В сумерках они вышли из гарнизона и направились по знакомой дороге к станции. Напрасно Иван расхваливал погоду. В степи разгуливался ветерок. С неба летели пуховые снежинки, приятно щекотали лицо. Померанцев молил, чтобы сильней разыгрался буран. Он заметет следы. Только бы никто не встретился, не помешал ему.

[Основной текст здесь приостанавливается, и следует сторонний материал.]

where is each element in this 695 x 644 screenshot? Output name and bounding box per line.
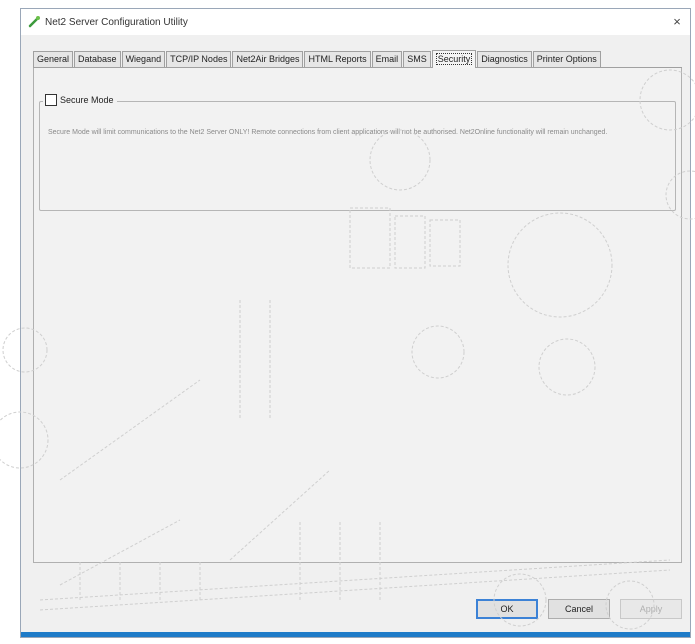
tab-label: Database [78, 54, 117, 64]
tab-database[interactable]: Database [74, 51, 121, 67]
tab-security[interactable]: Security [431, 50, 477, 68]
tab-printer-options[interactable]: Printer Options [532, 51, 601, 67]
tab-label: Diagnostics [481, 54, 528, 64]
secure-mode-label: Secure Mode [60, 95, 114, 105]
secure-mode-description: Secure Mode will limit communications to… [48, 129, 608, 136]
tab-diagnostics[interactable]: Diagnostics [477, 51, 532, 67]
title-bar: Net2 Server Configuration Utility × [21, 9, 690, 35]
tab-html-reports[interactable]: HTML Reports [304, 51, 371, 67]
tab-label: HTML Reports [308, 54, 367, 64]
tab-label: Net2Air Bridges [236, 54, 300, 64]
tab-net2air-bridges[interactable]: Net2Air Bridges [232, 51, 304, 67]
tab-label: Security [435, 53, 473, 65]
tab-tcp-ip-nodes[interactable]: TCP/IP Nodes [166, 51, 232, 67]
net2-app-icon [27, 15, 41, 29]
window-bottom-accent [21, 632, 690, 637]
tab-label: Printer Options [536, 54, 597, 64]
tab-sms[interactable]: SMS [403, 51, 431, 67]
tab-label: Email [375, 54, 399, 64]
secure-mode-groupbox: Secure Mode Secure Mode will limit commu… [39, 94, 676, 211]
tab-label: SMS [407, 54, 427, 64]
ok-button[interactable]: OK [476, 599, 538, 619]
apply-button[interactable]: Apply [620, 599, 682, 619]
dialog-buttons: OK Cancel Apply [466, 599, 682, 619]
tab-label: General [37, 54, 70, 64]
secure-mode-option[interactable]: Secure Mode [43, 94, 117, 106]
window-title: Net2 Server Configuration Utility [45, 16, 188, 28]
tab-wiegand[interactable]: Wiegand [121, 51, 166, 67]
configuration-window: Net2 Server Configuration Utility × Gene… [20, 8, 691, 638]
tab-label: TCP/IP Nodes [170, 54, 228, 64]
secure-mode-checkbox[interactable] [45, 94, 57, 106]
security-tab-panel: Secure Mode Secure Mode will limit commu… [33, 68, 682, 563]
tab-email[interactable]: Email [371, 51, 403, 67]
tab-general[interactable]: General [33, 51, 74, 67]
tab-label: Wiegand [125, 54, 162, 64]
tab-strip: General Database Wiegand TCP/IP Nodes Net2Ai… [33, 49, 682, 68]
close-icon[interactable]: × [666, 11, 688, 33]
cancel-button[interactable]: Cancel [548, 599, 610, 619]
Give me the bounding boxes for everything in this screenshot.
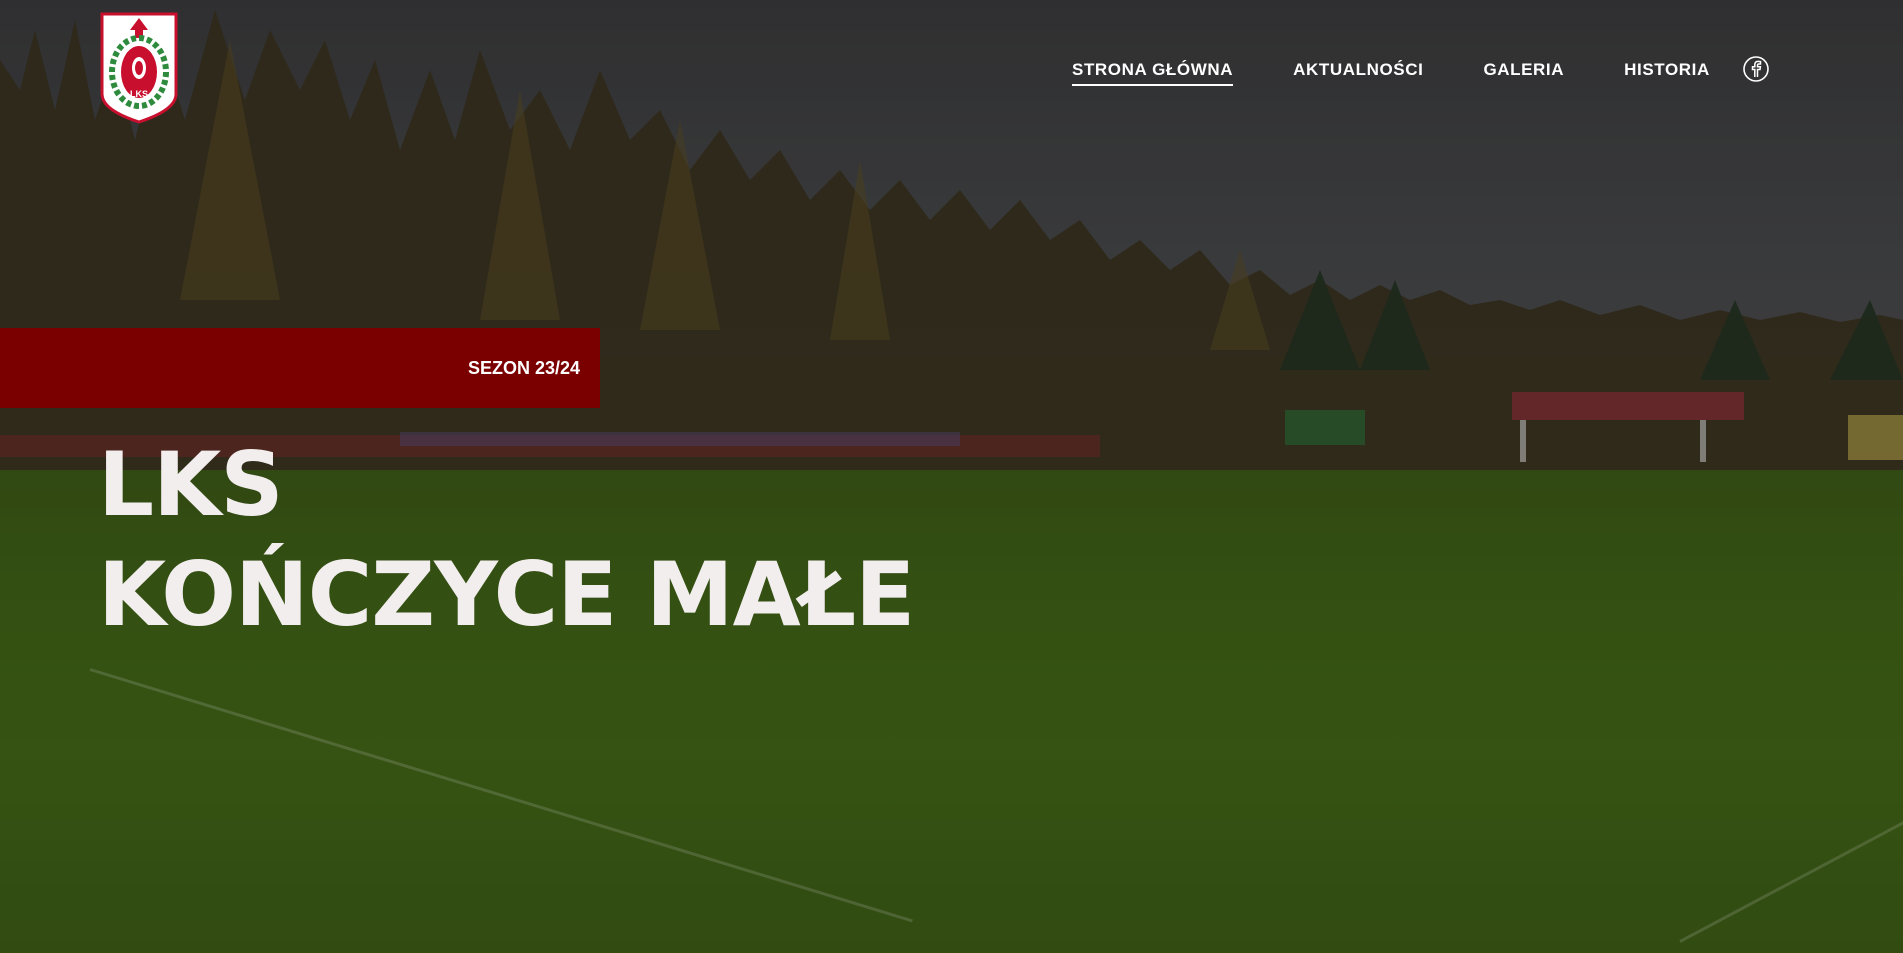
svg-text:LKS: LKS [130,89,148,99]
main-nav: STRONA GŁÓWNA AKTUALNOŚCI GALERIA HISTOR… [1072,60,1770,90]
nav-gallery[interactable]: GALERIA [1483,60,1564,84]
season-label: SEZON 23/24 [467,358,580,378]
club-crest-icon: LKS [100,12,178,124]
nav-history[interactable]: HISTORIA [1624,60,1710,84]
hero-title-line1: LKS [98,433,284,536]
nav-news[interactable]: AKTUALNOŚCI [1293,60,1423,84]
season-banner: SEZON 23/24 [0,328,600,408]
nav-home[interactable]: STRONA GŁÓWNA [1072,60,1234,86]
hero-title: LKS KOŃCZYCE MAŁE [98,430,915,650]
facebook-icon [1743,56,1769,82]
facebook-link[interactable] [1742,55,1770,83]
hero-title-line2: KOŃCZYCE MAŁE [98,543,915,646]
club-logo[interactable]: LKS [98,10,180,126]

Они шли не спеша. Евгения рассказывала о харбинской жизни.
– Там зима куда мягче, чем здесь. Да и ветров таких ярых нет. Если нам скоро разрешат уйти туда, я познакомлю тебя со всеми прелестями Харбина.
Иван шагал впереди. Наконец‑то ему представилась возможность развязаться с ней! А что он скажет в последний раз? Нет, лучше промолчит, а то еще дрогнет его сердце. Он покончит с ней неожиданно, чтобы не слышать ее крика.
А ветер и впрямь усиливался. Он стегал лицо снегом, переметал дорогу. Евгения приотстала.
– Ваня, давай вернемся! – донеслось до него. Померанцев обернулся. Евгения, защищая рукавицей лицо, остановилась.
«Пора», – решил он. Торопливо вынув из кобуры пистолет, Иван взвел курок. Рука его тряслась, лихорадочно стучало сердце.
«Нет, не смогу… жалко», – и опустил руку с пистолетом. А другой голос диктовал: «Стреляй, дурак, иначе тебе крышка!»
Евгения двинулась к нему, поворачиваясь к ветру то спиной, то боком. Ясно вырисовывалась в снежной мгле ее высокая грудь, затянутая черным плюшевым жакетом, облегавшим стройную фигуру. На миг ему вспомнилось, как он любил эту женщину, как целовал ее.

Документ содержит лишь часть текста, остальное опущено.